The falls are part of a practically virgin dense jungle ecosystem protected by Argentine and Brazilian national parks. We have lunch at the restaurant in the park and then take the Rainforest Ecological Train, a lot like the toy trains, across the forest to the entrance of trails.
Two thirds of the falls are on the Argentinean side of the river and walkways across the forest allow close views of falls. We take 2 trails - the Upper and Lower. Walking along we encounter some Quachi Racoons frolicking around on the track and some amazing birds and butterflies. And this is where I feel bad about the loss of my memory card and snaps. A beautiful butterfly on a guy’s knee…I ask him to freeze as I take snaps of it. Sweet fellow obliges. On a bench some people left crackers and a butterfly is captured nibbling away. Various shots of a blue butterfly perched on the railing with an 8 on its wings as it flutters away:-(
At some points one can literally walk over the water gushing into the Devil's Gorge. One of the walkways takes us directly over the falls of the Devil's Throat, the highest and deepest of the falls, with water pouring into it from three sides. I cannot describe with words what I felt at that time – beautiful, sublime, picturesque, awesome …I think one must put ones head in the spray of water to really feel the power and beauty. The Iguazu falls are among the widest in the world but because it is split into hundreds of discrete falls and large islands, it isn’t seen as one big curtain of water, but many spectacular smaller falls. The shape of the walkways is such that one enjoys so many different views and at one point near the end we are surrounded by 260 degrees of waterfalls.

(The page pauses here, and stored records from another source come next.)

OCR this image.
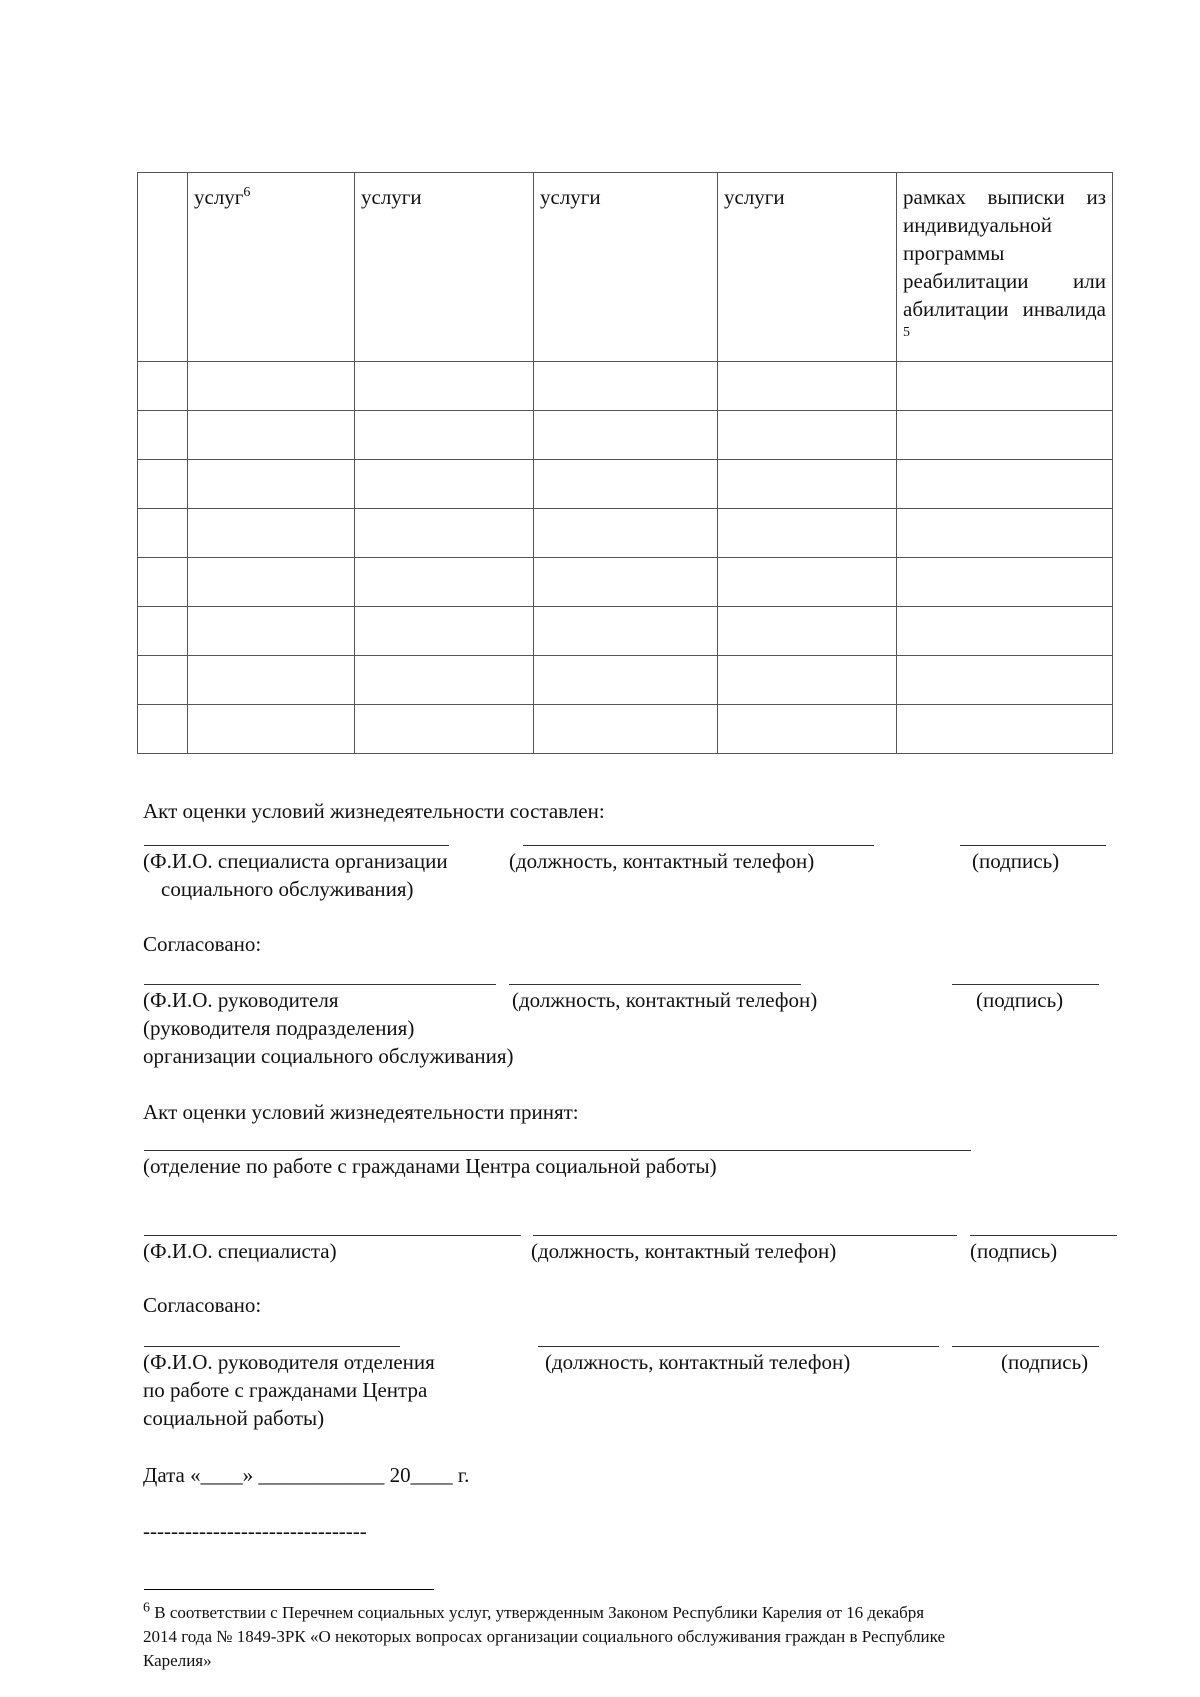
	услуг$^6$	услуги	услуги	услуги	рамках выписки из индивидуальной программы реабилитации или абилитации инвалида $^5$

Акт оценки условий жизнедеятельности составлен:
(Ф.И.О. специалиста организации
социального обслуживания)
(должность, контактный телефон)	(подпись)
Согласовано:
(Ф.И.О. руководителя
(руководителя подразделения)
организации социального обслуживания)
(должность, контактный телефон)	(подпись)
Акт оценки условий жизнедеятельности принят:
(отделение по работе с гражданами Центра социальной работы)
(Ф.И.О. специалиста)	(должность, контактный телефон)	(подпись)
Согласовано:
(Ф.И.О. руководителя отделения
по работе с гражданами Центра
социальной работы)
(должность, контактный телефон)	(подпись)
Дата «____» ____________ 20____ г.
--------------------------------
$^6$ В соответствии с Перечнем социальных услуг, утвержденным Законом Республики Карелия от 16 декабря
2014 года № 1849-ЗРК «О некоторых вопросах организации социального обслуживания граждан в Республике
Карелия»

So with Meeta’s words - FULL BEAUTA – still ringing in our ears we trace our steps back to the train and collapse in the bus. It seems that at the border, the passport control wanted to count the heads and boarded the bus to check – only to see a busload of sleepy heads! I wouldn’t know – I was fast asleep. By the time we reached our hotel, we all were refreshed for our drinks partyyyyy in Sumi’s room where Meeta and Sumi made some heady cocktails!
Next morning we leave to see the Brazilian side of the falls. The real enormity of the falls hits us. Though Brazil has only 20% of the balls, it has the most panoramic views. At the start of the trail, one can just look across to all the falls on the Argentina side. We then walk through the subtropical forest of National Iguaçu Park and stop several times to see the falls. Its brilliant, no doubts, but many of us start getting the feeling that the previous day was more impressive…but like its often said – leave the best for the last!
The walkway along the canyon has an extension to the lower base of the spectacular Devil's Throat, where fourteen falls drop 350 feet with such force that there is always a 100 foot cloud of spray overhead. The Mist, the Rainbows…not one but 3 at one time was breathtaking!
Upon seeing Iguazu, the United States' First Lady Eleanor Roosevelt reportedly exclaimed "Poor Niagara!" I haven’t seen the Niagara Falls, but I can’t imagine anything beating what I saw here!
And the cheery on the cake – my window seat on the flight out…I managed to get an aerial view of the falls!